OLTP databases are typically highly normalized, in the sense covered in the database normalization piece elsewhere in this blog. Normalization reduces redundancy and makes writes efficient. When a customer updates their address, you update one row in one table, and that change is immediately reflected everywhere that record is used. The tradeoff is that analytical queries, which need to assemble information from many tables, require many joins and can be slow on normalized schemas at scale.
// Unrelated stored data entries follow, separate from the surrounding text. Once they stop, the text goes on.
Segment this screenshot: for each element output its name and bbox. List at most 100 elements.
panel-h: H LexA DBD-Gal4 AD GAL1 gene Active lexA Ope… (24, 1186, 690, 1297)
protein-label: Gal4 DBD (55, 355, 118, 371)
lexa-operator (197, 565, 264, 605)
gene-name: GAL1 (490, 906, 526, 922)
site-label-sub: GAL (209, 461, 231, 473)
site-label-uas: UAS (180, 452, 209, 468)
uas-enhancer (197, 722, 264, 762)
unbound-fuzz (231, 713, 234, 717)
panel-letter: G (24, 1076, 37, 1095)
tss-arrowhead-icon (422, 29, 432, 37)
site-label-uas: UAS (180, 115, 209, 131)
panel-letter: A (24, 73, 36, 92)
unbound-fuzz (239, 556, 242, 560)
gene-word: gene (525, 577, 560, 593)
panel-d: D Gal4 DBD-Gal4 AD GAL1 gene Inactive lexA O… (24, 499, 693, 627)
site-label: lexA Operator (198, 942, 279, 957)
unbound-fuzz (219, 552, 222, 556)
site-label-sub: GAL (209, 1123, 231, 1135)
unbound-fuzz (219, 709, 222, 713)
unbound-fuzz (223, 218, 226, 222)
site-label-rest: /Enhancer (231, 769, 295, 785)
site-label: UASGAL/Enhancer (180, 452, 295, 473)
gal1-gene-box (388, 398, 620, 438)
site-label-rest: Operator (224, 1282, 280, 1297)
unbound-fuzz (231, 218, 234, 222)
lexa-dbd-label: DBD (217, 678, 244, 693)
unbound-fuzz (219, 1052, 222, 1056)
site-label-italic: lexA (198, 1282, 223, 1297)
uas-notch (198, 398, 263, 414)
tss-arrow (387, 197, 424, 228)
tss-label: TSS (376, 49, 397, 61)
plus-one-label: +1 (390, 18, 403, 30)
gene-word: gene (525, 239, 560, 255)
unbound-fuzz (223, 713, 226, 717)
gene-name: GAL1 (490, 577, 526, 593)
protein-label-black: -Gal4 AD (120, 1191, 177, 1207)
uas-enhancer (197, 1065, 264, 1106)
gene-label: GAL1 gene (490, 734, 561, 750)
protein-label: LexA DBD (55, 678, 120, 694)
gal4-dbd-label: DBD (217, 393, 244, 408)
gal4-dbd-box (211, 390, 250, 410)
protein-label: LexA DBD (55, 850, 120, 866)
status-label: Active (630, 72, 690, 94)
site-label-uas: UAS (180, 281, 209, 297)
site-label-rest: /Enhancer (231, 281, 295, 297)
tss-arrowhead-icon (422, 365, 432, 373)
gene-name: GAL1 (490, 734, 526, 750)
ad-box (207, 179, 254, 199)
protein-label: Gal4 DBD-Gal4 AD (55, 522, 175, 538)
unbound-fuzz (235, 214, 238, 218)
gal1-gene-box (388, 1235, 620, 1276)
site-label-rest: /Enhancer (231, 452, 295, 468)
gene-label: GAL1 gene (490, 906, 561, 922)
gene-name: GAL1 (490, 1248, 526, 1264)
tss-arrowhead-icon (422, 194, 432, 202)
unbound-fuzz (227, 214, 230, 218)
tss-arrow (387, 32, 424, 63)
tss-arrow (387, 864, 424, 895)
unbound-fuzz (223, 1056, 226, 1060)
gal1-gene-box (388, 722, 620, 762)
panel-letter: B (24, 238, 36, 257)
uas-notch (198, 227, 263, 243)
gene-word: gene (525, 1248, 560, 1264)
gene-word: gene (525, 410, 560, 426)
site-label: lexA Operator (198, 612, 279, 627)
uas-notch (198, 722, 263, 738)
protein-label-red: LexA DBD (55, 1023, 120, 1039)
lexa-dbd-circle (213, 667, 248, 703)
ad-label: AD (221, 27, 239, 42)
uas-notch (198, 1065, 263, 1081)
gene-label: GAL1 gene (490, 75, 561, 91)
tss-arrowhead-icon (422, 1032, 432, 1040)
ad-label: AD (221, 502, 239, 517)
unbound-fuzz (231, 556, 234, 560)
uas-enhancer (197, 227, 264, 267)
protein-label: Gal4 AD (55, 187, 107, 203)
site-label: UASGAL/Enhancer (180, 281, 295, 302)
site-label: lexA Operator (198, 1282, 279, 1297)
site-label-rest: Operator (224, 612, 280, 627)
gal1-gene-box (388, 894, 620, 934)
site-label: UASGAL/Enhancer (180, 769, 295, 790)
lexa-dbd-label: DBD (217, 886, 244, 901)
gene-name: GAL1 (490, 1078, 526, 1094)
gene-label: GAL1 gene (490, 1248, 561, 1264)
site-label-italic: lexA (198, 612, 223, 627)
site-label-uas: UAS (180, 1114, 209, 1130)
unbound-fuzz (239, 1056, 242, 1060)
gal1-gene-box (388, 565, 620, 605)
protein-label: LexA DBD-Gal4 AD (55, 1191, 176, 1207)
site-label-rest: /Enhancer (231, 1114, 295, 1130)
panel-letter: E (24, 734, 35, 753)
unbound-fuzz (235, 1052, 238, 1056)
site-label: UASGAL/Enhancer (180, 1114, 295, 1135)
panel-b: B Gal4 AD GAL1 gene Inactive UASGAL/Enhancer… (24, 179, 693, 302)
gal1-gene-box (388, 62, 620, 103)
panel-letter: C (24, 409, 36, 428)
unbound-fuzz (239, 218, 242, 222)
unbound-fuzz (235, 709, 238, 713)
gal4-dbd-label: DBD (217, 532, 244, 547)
OLAP stands for Online Analytical Processing. These are the systems built for querying and analyzing large volumes of historical data: data warehouses, data marts, analytical databases. Where OLTP systems are optimized for fast individual writes, OLAP systems are optimized for fast aggregations across large datasets. They typically store data in denormalized structures, star schemas being the most common, that trade write efficiency for read efficiency. They often use columnar storage, which organizes data by column rather than by row, making it possible to read only the columns relevant to a query rather than entire rows.

The performance characteristics of these two system types are essentially inverse. An OLTP system that handles ten thousand concurrent transactions per second would be completely overwhelmed by an analytical query scanning ten years of order history. An OLAP system optimized for that analytical query would be poorly suited to handling thousands of small concurrent writes with strict consistency guarantees. This is why organizations typically run both, separately, rather than trying to handle both workloads on a single system.

The movement of data between these two system types is what ETL pipelines exist to handle. Data gets created in OLTP systems, extracted on some schedule, transformed into the structures that OLAP systems expect, and loaded into the analytical environment. Historically this happened in batch, often overnight. More recently, streaming architectures have made it possible to move data from operational to analytical systems with latency measured in seconds rather than hours, narrowing but not eliminating the gap between the two.

A category of systems called HTAP, Hybrid Transactional and Analytical Processing, has emerged to try to serve both workloads from a single system. The appeal is obvious: if you could run analytical queries directly against your operational data without a separate analytical system and an ETL pipeline between them, you'd eliminate a significant amount of infrastructure complexity and data latency. Several modern database systems make varying claims in this direction. In practice, the workloads remain different enough that most organizations above a certain scale still find dedicated OLAP systems necessary for serious analytical work.

For practitioners entering the data field, the OLTP versus OLAP distinction is one of the first frameworks worth internalizing, because it shapes so many downstream decisions. Which database technology is appropriate for a given use case. Why data warehouses are structured differently from operational databases. Why ETL pipelines exist. Why analytical queries that seem straightforward can be expensive to run against a production database. These questions become much easier to reason about once you have a clear mental model of what each type of system is designed to do and why.